In my abstract assemblages, the mechanical parts I am using lose their identity completely; they form a new body, a new entity, with totally different functions than the original ones. It is a realistic approach (one can recognize many of the original parts used) but not a representational one. Representation bleeds into abstraction and vice versa.

I take apart a large variety of mechanical devices I can find such as typewriters, movie projectors, film cameras, reel to reel tape decks, sewing machines, vacuum cleaners, household appliances, photo enlargers, printers, etc. and use their parts as marks in my new series of sculptural works. The individual objects and the marks they make coexist.

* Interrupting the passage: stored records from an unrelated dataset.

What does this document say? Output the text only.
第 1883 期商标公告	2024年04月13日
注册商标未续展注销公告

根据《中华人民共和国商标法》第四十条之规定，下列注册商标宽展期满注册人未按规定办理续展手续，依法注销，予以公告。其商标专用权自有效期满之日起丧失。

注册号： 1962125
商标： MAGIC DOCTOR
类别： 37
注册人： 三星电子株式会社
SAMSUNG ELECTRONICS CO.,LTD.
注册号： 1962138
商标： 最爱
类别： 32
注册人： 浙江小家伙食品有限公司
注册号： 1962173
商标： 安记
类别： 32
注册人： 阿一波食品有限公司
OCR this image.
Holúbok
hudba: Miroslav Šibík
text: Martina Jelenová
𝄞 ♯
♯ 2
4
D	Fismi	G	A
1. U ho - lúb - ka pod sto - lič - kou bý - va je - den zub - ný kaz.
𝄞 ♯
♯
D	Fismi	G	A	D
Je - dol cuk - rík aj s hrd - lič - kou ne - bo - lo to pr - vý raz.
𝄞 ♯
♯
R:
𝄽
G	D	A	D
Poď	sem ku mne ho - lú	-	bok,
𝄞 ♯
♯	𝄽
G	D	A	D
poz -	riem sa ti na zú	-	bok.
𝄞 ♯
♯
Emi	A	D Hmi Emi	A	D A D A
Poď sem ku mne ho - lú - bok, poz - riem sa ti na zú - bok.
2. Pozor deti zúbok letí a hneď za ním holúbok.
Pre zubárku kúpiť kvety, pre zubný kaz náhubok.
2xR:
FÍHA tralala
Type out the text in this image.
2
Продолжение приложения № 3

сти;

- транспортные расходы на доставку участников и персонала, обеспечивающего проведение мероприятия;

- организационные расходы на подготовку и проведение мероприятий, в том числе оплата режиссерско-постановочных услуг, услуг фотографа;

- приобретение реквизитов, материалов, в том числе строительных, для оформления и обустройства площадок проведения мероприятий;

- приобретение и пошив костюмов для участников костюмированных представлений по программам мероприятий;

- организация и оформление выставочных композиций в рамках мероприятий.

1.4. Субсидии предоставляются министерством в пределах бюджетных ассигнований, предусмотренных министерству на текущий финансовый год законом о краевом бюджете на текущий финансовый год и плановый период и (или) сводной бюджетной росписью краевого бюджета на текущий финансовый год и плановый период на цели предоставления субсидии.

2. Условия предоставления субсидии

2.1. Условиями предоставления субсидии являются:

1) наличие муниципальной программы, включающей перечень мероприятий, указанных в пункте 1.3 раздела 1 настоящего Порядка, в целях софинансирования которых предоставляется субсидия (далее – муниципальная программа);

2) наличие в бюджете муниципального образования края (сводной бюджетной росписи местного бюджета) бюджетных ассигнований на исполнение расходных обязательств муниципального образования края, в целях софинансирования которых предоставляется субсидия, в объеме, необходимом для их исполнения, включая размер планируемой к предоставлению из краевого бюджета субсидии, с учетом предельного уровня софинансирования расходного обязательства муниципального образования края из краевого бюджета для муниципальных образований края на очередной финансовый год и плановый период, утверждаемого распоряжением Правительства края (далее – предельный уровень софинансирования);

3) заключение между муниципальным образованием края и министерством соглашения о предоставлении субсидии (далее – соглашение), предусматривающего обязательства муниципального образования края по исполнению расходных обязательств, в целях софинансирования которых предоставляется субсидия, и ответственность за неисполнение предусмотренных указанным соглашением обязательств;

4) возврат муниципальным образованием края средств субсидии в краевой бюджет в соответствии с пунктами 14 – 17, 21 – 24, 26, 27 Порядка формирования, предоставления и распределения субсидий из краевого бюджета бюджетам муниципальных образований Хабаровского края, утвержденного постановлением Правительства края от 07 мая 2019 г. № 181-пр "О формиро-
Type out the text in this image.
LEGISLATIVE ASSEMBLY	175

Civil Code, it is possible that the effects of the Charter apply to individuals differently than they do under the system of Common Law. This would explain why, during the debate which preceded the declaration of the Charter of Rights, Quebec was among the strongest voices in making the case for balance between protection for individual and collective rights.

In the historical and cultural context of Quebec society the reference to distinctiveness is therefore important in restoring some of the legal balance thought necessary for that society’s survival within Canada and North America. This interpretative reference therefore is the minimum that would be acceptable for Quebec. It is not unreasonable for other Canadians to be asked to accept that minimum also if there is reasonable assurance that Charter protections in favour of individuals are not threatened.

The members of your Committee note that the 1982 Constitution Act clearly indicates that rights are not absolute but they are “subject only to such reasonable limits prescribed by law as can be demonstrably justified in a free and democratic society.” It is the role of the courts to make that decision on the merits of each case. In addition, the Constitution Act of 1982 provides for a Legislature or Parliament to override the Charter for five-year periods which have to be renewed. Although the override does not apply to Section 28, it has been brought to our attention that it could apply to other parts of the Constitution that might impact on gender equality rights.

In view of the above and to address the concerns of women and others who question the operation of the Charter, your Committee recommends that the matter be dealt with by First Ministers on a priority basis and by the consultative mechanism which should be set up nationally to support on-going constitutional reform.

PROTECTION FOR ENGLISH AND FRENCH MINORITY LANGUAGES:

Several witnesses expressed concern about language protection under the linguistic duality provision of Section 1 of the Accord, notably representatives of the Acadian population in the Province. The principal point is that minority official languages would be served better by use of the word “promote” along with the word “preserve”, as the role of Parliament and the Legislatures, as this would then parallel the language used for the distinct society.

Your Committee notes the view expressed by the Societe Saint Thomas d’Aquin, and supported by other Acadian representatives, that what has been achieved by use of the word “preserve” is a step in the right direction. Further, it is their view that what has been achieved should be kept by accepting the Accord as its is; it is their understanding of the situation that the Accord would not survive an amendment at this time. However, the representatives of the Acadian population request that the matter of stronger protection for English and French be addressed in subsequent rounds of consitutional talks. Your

By changing the essential properties of the initial, found parts and using rational schemes and known mechanical principles, I connect them with the intent of manipulating them into a new idea, engaging the materials to see where it takes me. The connections are like joints in a human body or like potential connections of parts capable of creating motion or energy. The resulting things might look like abstractions that have the qualities of a futuristic city viewed from space or of complicated machinery. Looking for connections to any realistic object is futile because not enough information is given. The meaning of each piece is left to the viewer to figure out.

Using visible fasteners, mainly screws to connect each piece to the board, was very important to me. It connects the objects visually. In the end, the assemblages are spray painted black or red, further unifying the individual objects. 

Just as in the Soviet Montage films of Vertov, Pudovkin, Eisenstein where the film does not exist in the individual shots but only in their combination through editing into a whole, I use the black objects to create an intellectual montage using spatial continuity and a juxtaposition of elements. They look like they contain secrets that will become apparent the longer you look at them. I let the viewer make the emotional and conceptual connections.

The process of gathering the objects is a very important aspect of creating these images. By using mechanical parts of objects from a past technological era – most of which are now obsolete – I am trying to create futuristic visions calculated to stimulate the viewer’s senses. In this sense there is a resurrection of the mechanical elements in an age of computers and plastic.